I strongly advise anyone who is building an off-grid house to choose a heating system that doesn't require any electricity, unless you live near a fast-flowing stream and plan to install a hydroelectric system.
During the winter, when your needs for space heating are at their highest, you won't be generating much electricity with your solar panels. During the dark months of winter, almost all of your electricity will come from your backup generator, which is a greedy beast that needs lots of gasoline or propane. It's crazy to run your generator just to keep power-hungry fans and pumps operating -- the fans and pumps of your heating and ventilation system.
There are three ways to heat an off-grid house:
1. A wood stove. (No blowers allowed.)
2. One or more propane-fired space heaters with through-the-wall venting. (Choose a model that doesn't require any electricity.)
3. An old-fashioned oil-burning parlor stove fed by gravity. (This method requires an elevated oil tank.)
I gave this advice to one family, and they ignored it.

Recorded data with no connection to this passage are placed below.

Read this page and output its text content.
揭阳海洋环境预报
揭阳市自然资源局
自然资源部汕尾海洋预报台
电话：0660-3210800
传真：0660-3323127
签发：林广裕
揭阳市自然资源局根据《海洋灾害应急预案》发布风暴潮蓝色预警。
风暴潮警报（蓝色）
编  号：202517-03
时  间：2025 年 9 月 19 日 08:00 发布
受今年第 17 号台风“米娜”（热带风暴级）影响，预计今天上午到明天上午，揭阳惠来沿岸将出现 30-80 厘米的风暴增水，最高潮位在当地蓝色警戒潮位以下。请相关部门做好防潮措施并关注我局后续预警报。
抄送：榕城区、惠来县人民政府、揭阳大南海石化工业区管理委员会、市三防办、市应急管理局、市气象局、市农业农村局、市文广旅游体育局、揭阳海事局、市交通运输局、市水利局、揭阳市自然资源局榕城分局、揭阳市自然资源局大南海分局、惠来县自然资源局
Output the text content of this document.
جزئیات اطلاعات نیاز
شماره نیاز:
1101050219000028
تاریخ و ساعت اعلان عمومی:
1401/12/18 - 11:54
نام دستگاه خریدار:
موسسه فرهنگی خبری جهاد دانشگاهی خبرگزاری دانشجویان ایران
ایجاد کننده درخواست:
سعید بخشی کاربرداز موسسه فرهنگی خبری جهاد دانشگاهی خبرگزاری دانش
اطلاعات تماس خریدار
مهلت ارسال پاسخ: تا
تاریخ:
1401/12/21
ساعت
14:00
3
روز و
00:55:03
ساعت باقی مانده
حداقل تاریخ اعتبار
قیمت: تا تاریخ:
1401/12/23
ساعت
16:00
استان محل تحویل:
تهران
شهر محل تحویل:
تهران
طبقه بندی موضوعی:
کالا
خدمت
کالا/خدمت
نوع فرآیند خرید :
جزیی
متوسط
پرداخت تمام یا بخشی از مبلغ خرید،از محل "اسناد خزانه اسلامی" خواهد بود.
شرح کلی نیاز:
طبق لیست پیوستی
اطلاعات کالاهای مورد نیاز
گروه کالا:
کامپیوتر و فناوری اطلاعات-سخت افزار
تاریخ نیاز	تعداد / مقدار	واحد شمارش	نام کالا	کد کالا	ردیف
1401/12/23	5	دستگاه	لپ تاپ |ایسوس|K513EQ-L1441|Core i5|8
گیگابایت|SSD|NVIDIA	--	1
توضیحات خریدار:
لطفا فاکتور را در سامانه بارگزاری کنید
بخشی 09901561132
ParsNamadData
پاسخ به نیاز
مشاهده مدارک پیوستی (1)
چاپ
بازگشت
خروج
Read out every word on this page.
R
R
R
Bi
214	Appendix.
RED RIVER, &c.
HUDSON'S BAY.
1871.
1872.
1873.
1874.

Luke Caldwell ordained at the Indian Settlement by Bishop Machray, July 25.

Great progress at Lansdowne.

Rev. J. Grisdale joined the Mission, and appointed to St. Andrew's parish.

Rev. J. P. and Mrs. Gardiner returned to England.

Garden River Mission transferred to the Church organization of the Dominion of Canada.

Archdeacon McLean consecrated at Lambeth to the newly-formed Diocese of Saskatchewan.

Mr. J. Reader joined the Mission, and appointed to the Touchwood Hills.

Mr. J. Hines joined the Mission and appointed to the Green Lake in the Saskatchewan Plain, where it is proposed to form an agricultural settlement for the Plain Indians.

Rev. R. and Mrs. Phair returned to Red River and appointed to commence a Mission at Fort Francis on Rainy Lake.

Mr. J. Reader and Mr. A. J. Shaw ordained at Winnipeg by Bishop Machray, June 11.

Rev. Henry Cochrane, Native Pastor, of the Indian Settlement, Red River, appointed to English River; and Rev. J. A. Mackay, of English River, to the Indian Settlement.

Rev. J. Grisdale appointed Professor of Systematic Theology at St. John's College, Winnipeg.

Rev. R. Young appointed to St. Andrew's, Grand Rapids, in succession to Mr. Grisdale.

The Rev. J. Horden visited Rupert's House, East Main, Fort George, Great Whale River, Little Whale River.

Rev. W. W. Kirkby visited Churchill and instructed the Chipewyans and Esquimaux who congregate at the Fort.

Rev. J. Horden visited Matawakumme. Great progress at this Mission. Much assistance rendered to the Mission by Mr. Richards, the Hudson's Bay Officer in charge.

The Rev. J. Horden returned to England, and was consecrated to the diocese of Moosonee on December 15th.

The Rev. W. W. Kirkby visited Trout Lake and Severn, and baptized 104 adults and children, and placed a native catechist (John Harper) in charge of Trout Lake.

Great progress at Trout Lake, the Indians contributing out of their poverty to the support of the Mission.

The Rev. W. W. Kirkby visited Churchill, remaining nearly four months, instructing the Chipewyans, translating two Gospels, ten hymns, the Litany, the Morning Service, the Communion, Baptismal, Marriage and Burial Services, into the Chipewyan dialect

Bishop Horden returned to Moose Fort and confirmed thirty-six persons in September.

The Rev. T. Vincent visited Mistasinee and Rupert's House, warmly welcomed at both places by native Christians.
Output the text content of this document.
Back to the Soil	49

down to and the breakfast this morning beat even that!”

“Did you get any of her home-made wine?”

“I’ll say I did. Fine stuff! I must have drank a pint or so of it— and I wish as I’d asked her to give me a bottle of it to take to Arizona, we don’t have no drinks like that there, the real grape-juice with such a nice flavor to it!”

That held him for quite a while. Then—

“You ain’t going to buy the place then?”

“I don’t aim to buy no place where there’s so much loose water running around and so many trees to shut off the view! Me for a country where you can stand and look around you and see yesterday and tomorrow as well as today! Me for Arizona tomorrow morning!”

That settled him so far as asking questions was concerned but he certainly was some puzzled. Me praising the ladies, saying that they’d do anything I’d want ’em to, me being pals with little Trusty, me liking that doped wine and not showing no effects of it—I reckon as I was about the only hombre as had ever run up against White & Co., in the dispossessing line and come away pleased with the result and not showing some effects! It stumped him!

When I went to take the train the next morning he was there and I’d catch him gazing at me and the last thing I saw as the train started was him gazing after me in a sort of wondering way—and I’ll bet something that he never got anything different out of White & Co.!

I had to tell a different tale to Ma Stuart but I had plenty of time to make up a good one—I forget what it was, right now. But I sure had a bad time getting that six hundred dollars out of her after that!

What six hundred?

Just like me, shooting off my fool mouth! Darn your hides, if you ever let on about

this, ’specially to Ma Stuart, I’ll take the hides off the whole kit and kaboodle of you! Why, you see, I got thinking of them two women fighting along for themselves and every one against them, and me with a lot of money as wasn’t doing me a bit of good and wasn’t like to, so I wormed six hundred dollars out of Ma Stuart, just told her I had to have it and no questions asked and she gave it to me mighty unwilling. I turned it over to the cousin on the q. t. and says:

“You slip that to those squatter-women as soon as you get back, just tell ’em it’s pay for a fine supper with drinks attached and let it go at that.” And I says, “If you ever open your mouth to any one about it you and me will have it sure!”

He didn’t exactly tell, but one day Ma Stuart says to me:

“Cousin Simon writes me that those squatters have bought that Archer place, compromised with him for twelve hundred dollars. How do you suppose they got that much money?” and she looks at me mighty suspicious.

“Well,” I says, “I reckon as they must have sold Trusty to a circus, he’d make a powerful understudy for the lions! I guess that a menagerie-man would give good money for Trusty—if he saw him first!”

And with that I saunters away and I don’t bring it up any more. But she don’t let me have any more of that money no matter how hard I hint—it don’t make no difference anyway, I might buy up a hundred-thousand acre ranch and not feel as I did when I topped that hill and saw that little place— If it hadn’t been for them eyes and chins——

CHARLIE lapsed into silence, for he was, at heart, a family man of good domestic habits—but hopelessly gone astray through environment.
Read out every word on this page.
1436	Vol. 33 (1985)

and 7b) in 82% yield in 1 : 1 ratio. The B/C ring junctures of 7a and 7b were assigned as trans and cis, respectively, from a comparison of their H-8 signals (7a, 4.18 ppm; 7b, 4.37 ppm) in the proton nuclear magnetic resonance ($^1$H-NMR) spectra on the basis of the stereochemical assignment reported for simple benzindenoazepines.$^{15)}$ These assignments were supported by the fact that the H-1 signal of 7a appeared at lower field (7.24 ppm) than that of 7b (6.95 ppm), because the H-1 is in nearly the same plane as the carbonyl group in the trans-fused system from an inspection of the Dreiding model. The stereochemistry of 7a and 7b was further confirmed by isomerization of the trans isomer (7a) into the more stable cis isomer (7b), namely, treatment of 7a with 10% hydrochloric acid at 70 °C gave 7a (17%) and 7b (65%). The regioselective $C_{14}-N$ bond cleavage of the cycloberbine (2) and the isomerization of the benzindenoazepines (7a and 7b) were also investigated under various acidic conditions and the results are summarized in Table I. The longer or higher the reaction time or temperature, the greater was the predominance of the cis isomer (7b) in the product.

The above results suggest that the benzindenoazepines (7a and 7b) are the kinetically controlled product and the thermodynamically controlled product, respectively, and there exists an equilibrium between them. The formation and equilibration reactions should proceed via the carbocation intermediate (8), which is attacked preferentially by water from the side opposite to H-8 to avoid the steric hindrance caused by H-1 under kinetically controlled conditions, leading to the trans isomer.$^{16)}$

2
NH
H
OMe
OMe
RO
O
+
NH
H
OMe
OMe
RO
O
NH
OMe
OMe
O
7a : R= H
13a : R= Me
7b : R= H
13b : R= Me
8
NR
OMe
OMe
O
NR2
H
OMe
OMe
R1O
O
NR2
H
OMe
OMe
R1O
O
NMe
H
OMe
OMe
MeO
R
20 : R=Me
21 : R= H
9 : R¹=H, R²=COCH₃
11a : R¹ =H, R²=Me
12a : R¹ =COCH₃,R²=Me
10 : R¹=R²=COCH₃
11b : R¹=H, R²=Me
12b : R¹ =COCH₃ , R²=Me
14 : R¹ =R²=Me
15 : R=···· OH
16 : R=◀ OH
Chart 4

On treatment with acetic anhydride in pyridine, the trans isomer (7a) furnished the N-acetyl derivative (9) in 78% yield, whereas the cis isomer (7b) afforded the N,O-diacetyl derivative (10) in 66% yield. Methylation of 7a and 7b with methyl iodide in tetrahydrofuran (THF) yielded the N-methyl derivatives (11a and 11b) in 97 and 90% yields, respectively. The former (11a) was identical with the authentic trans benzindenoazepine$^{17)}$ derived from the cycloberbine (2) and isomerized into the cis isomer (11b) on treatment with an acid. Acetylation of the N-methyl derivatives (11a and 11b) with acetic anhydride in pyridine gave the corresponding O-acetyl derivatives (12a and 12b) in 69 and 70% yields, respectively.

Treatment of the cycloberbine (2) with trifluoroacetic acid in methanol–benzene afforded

After two winters of struggle, during which they fed huge quantities of gasoline to their generator, they disabled their old heating system and installed a wood stove.
By the way, the best way to ventilate an off-grid house is by learning how and when to open your windows a crack.
I'm with you on this. :)
My question is primarily concerning using a water-to-air heat exchanger and ducting as a viable means of heating (off-grid or on-grid). Secondly I am curious about using a wood stove for heating the water in the heat exchanger (and potentially heating water as well) . This would take about 300 watts for circulate the water and run a blower, so it seems to be within reason even for winter time solar collection.
First of all, 300 watts is a huge load for an off-grid house. Remember, at this time of year most days are cloudy. On the rare sunny day, you might get 4 hours of good sun (10 a.m. to 2 p.m.).
I wrote about the heat-exchange coil offered by Ultimate Air in "Heating Options for a Small Home," an article published in the February 2011 issue of Fine Homebuilding.
In that article, I wrote, "One ERV manufacturer, Ultimate Air, offers a hot-water coil unit (including a heat-exchange coil, an insulated metal cabinet, a Grundfos circulator, and a control unit) for $936. If the Ultimate Air coil is supplied with 160°F water and 200 cfm of airflow, it can provide 8700 Btu/hour of heat—not much, but enough for a small Passive House. Full heat output from the Ultimate Air coil requires 200 cfm of airflow. Because the typical ERV supplies only about 50 cfm of fresh outdoor air, you’ll need a second fan that can provide about 150 cfm of recirculated indoor air to the coil. The indoor air needs to be mixed with the ventilation air from the ERV to bring the total airflow across the coil up to 200 cfm."
Your original question mentions using a "wood furnace" to make hot water. Presumably you meant a boiler, not a furnace. I hope you aren't considering an outdoor wood-fired boiler -- a type of heater that is inefficient and a high user of electricity.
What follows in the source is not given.